Who Numbered the ILC?


This week Golden Words attempted to track down the architects of the ILC in an effort to ascertain who is responsible for the mystery behind the room numbering. Renowned throughout the faculty for making no sense, either from a birdseye view or whilst walking about the building, we sought to find a meaning hidden in the madness.

Our search began with the architect, a certain Cornelius “Pan” Troglodyte, who graduated from the Simian School of Architecture in 1972, with a speciality in Bamboo and Organic Materials construction. His wikipedia page told us that he specializes in post-modern architecture and that his buildings are renowned for being “daring in their simplicity” and “oddly suited to ape-sized creatures”, often noted for incorporating odd gymnastic-like features into his constructions, such as monkey bars, straw floors, and large trees that in a 1998 conference he said were “perfect to just laze around and eat fleas out of each other’s hair” The original floor plans for the Integrated Learning Centre included a giant tree in the place of the second floor computer lab, which was eventually dissuaded from the final 2004 construction by one of the key structural engineers for the project, Dr. Rufus “Spot” Canis who said that he would be confused as to where along the massive arboreal fixture he would be able to pee.

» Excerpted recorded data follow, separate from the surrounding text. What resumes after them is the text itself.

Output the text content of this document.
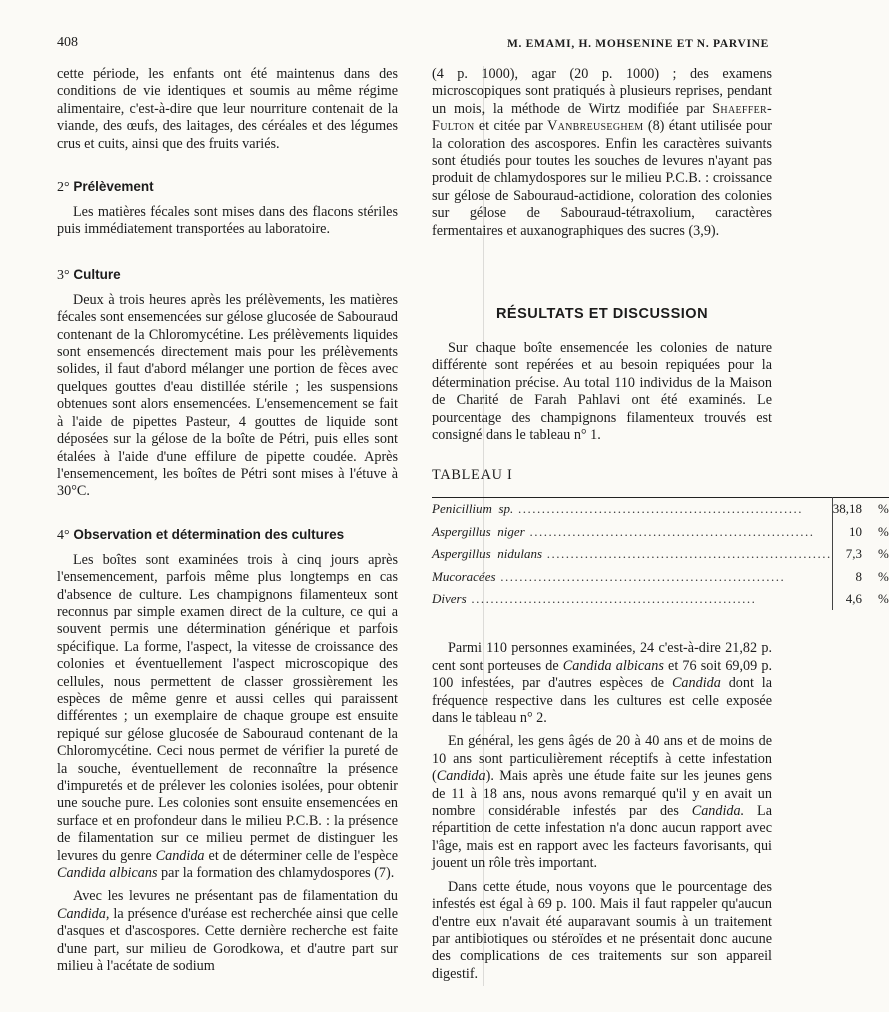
408	M. EMAMI, H. MOHSENINE ET N. PARVINE

cette période, les enfants ont été maintenus dans des conditions de vie identiques et soumis au même régime alimentaire, c'est-à-dire que leur nourriture contenait de la viande, des œufs, des laitages, des céréales et des légumes crus et cuits, ainsi que des fruits variés.

2° Prélèvement

Les matières fécales sont mises dans des flacons stériles puis immédiatement transportées au laboratoire.

3° Culture

Deux à trois heures après les prélèvements, les matières fécales sont ensemencées sur gélose glucosée de Sabouraud contenant de la Chloromycétine. Les prélèvements liquides sont ensemencés directement mais pour les prélèvements solides, il faut d'abord mélanger une portion de fèces avec quelques gouttes d'eau distillée stérile ; les suspensions obtenues sont alors ensemencées. L'ensemencement se fait à l'aide de pipettes Pasteur, 4 gouttes de liquide sont déposées sur la gélose de la boîte de Pétri, puis elles sont étalées à l'aide d'une effilure de pipette coudée. Après l'ensemencement, les boîtes de Pétri sont mises à l'étuve à 30°C.

4° Observation et détermination des cultures

Les boîtes sont examinées trois à cinq jours après l'ensemencement, parfois même plus longtemps en cas d'absence de culture. Les champignons filamenteux sont reconnus par simple examen direct de la culture, ce qui a souvent permis une détermination générique et parfois spécifique. La forme, l'aspect, la vitesse de croissance des colonies et éventuellement l'aspect microscopique des cellules, nous permettent de classer grossièrement les espèces de même genre et aussi celles qui paraissent différentes ; un exemplaire de chaque groupe est ensuite repiqué sur gélose glucosée de Sabouraud contenant de la Chloromycétine. Ceci nous permet de vérifier la pureté de la souche, éventuellement de reconnaître la présence d'impuretés et de prélever les colonies isolées, pour obtenir une souche pure. Les colonies sont ensuite ensemencées en surface et en profondeur dans le milieu P.C.B. : la présence de filamentation sur ce milieu permet de distinguer les levures du genre Candida et de déterminer celle de l'espèce Candida albicans par la formation des chlamydospores (7).

Avec les levures ne présentant pas de filamentation du Candida, la présence d'uréase est recherchée ainsi que celle d'asques et d'ascospores. Cette dernière recherche est faite d'une part, sur milieu de Gorodkowa, et d'autre part sur milieu à l'acétate de sodium

(4 p. 1000), agar (20 p. 1000) ; des examens microscopiques sont pratiqués à plusieurs reprises, pendant un mois, la méthode de Wirtz modifiée par Shaeffer-Fulton et citée par Vanbreuseghem (8) étant utilisée pour la coloration des ascospores. Enfin les caractères suivants sont étudiés pour toutes les souches de levures n'ayant pas produit de chlamydospores sur le milieu P.C.B. : croissance sur gélose de Sabouraud-actidione, coloration des colonies sur gélose de Sabouraud-tétraxolium, caractères fermentaires et auxanographiques des sucres (3,9).

RÉSULTATS ET DISCUSSION

Sur chaque boîte ensemencée les colonies de nature différente sont repérées et au besoin repiquées pour la détermination précise. Au total 110 individus de la Maison de Charité de Farah Pahlavi ont été examinés. Le pourcentage des champignons filamenteux trouvés est consigné dans le tableau n° 1.

TABLEAU I

Penicillium  sp. ............................................................	38,18	%
Aspergillus  niger ............................................................	10	%
Aspergillus  nidulans ............................................................	7,3	%
Mucoracées ............................................................	8	%
Divers ............................................................	4,6	%

Parmi 110 personnes examinées, 24 c'est-à-dire 21,82 p. cent sont porteuses de Candida albicans et 76 soit 69,09 p. 100 infestées, par d'autres espèces de Candida dont la fréquence respective dans les cultures est celle exposée dans le tableau n° 2.

En général, les gens âgés de 20 à 40 ans et de moins de 10 ans sont particulièrement réceptifs à cette infestation (Candida). Mais après une étude faite sur les jeunes gens de 11 à 18 ans, nous avons remarqué qu'il y en avait un nombre considérable infestés par des Candida. La répartition de cette infestation n'a donc aucun rapport avec l'âge, mais est en rapport avec les facteurs favorisants, qui jouent un rôle très important.

Dans cette étude, nous voyons que le pourcentage des infestés est égal à 69 p. 100. Mais il faut rappeler qu'aucun d'entre eux n'avait été auparavant soumis à un traitement par antibiotiques ou stéroïdes et ne présentait donc aucune des complications de ces traitements sur son appareil digestif.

Their design process was certainly an original one. In an interview with Animal Architects Weekly the two said they often opted to inspire their designs by “lapping up half a dog bowl of whiskey and seeing where we went from there.” While it certainly was unorthodox, you cannot argue with the results as their building went on to win awards for being one of the most environmentally friendly buildings in Canada. On these accolades, the designers are coy: Mr. Troglodyte even went on record saying that he had initially pictured the Living Wall that centrepieces the building being a replacement for every single stairway. He however revised his ideas when faced with the prospect that the extremely elderly and incredibly young might be unable to readily climb from floor to floor and he wouldn’t want a building for silverbacks only. Similarly, Dr. Canis originally had envisioned the building’s washrooms to be more energy efficient by just replacing urinals and toilets with yellow fire hydrants and small patches of grass respectively, an exciting carbon neutral solution which unfortunately was too far ahead of it’s time to be implemented.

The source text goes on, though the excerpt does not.